Woman gets liver transplant after nose piercing goes wrong

The diagnosis was agreed.

Queens woman Dana Smith, 37, almost died after getting a nose piercing infection.

Smith was rushed to the hospital in late January with a mysterious infection that doctors later found to be related to the $ 60 piercing.

She told CBS New York that she had lost her appetite in the weeks after implanting the tiny diamond clove above her left nostril on a whim during the Thanksgiving holiday.

Soon after realizing that he was unable to tolerate food, Smith began to experience severe stomach pains.

“I didn’t want to go to the hospital with COVID going on,” she told the station. “I got to the point where I felt I had no choice.”

Her liver started to fail and she was put into an induced coma shortly after arriving at Long Island Jewish and North Shore University Hospital.

There, doctors diagnosed Smith with very rare liver failure.

Queens woman Dana Smith, 37, almost died after contracting a $ 60 nose-piercing infection. She was put into an induced coma and received a liver transplant.
Queens woman Dana Smith, 37, almost died after contracting a $ 60 nose-piercing infection. She was put into a medically induced coma and had a liver transplant.
Northwell Health

“Fulminant liver failure occurs when you are perfectly healthy, get a virus and, in two months, go into a coma,” said Dr. Lewis Tepperman, director of transplants at the Sandra Atlas Liver Disease Center at North Shore University Hospital.

When she woke up from a coma, Smith learned that the infection had worsened so much that the medical team had had a liver transplant.

“I thought I just had a stomach virus or just something in my stomach,” said Smith. “I would never have thought that my liver was failing and that there was a chance that I wouldn’t be here today.”

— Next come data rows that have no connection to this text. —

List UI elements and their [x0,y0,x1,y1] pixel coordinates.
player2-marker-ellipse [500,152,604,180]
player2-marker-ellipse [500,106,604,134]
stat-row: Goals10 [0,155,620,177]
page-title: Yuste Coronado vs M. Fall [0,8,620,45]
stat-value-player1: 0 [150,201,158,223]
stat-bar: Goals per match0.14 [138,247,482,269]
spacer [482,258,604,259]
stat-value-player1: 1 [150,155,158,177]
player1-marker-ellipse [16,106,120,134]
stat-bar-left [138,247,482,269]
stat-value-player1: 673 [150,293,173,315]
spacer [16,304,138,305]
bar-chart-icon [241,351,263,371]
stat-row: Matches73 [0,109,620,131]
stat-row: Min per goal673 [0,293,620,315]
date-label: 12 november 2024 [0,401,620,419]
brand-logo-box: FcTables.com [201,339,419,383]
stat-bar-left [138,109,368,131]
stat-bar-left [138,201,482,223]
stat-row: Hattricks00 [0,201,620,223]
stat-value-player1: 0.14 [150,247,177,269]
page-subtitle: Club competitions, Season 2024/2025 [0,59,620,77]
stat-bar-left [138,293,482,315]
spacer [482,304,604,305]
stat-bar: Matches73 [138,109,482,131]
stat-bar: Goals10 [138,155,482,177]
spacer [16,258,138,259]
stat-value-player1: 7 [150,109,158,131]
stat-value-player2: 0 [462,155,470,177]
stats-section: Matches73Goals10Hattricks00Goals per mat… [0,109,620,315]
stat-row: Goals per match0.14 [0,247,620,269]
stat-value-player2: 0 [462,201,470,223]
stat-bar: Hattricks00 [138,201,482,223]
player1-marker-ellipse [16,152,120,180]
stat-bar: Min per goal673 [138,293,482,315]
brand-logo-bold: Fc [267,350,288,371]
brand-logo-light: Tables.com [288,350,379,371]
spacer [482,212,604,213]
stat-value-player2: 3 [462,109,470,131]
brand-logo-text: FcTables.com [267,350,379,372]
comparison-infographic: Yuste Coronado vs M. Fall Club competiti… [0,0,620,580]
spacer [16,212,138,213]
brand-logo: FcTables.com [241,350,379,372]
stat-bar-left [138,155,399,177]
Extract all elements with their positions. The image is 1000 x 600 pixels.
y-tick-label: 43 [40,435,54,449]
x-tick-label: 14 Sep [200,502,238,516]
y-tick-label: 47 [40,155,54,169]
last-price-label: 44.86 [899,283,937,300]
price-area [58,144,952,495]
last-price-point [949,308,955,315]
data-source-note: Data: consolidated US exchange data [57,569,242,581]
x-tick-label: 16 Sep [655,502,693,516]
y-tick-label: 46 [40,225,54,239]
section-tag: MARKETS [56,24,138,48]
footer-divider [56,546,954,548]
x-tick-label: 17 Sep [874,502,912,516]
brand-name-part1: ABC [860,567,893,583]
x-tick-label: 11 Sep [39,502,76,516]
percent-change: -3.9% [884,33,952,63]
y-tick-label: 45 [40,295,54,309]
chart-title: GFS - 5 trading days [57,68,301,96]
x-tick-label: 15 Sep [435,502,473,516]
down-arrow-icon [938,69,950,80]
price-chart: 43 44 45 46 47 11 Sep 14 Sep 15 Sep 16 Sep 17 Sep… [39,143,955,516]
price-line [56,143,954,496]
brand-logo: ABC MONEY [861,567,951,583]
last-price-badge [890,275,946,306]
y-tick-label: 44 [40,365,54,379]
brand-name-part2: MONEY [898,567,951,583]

By the process of elimination, doctors discovered that Smith’s nose ring had been infected with hepatitis B, which caused his illnesses to appear.

“We couldn’t find out until all the tape was removed from his nose,” said Tepperman.

“I said, ‘Look. When did you get this? It’s so small, ‘and she then told us it was right at the end of Thanksgiving. ”

“That one decision saved my life.” Dana Smith
Northwell Health

Hospitals have seen a recent increase in patients with liver failure.

“I think it has to do with the fact that people don’t come to the hospital promptly and early enough to be treated,” said Dr. Tepperman.

Smith, the mother of a teenage daughter, is encouraging others to seek medical attention as soon as they start experiencing pain, discomfort or serious illness.

“Even with COVID going on, you still have to check out, because you never know,” she said. “That decision saved my life.”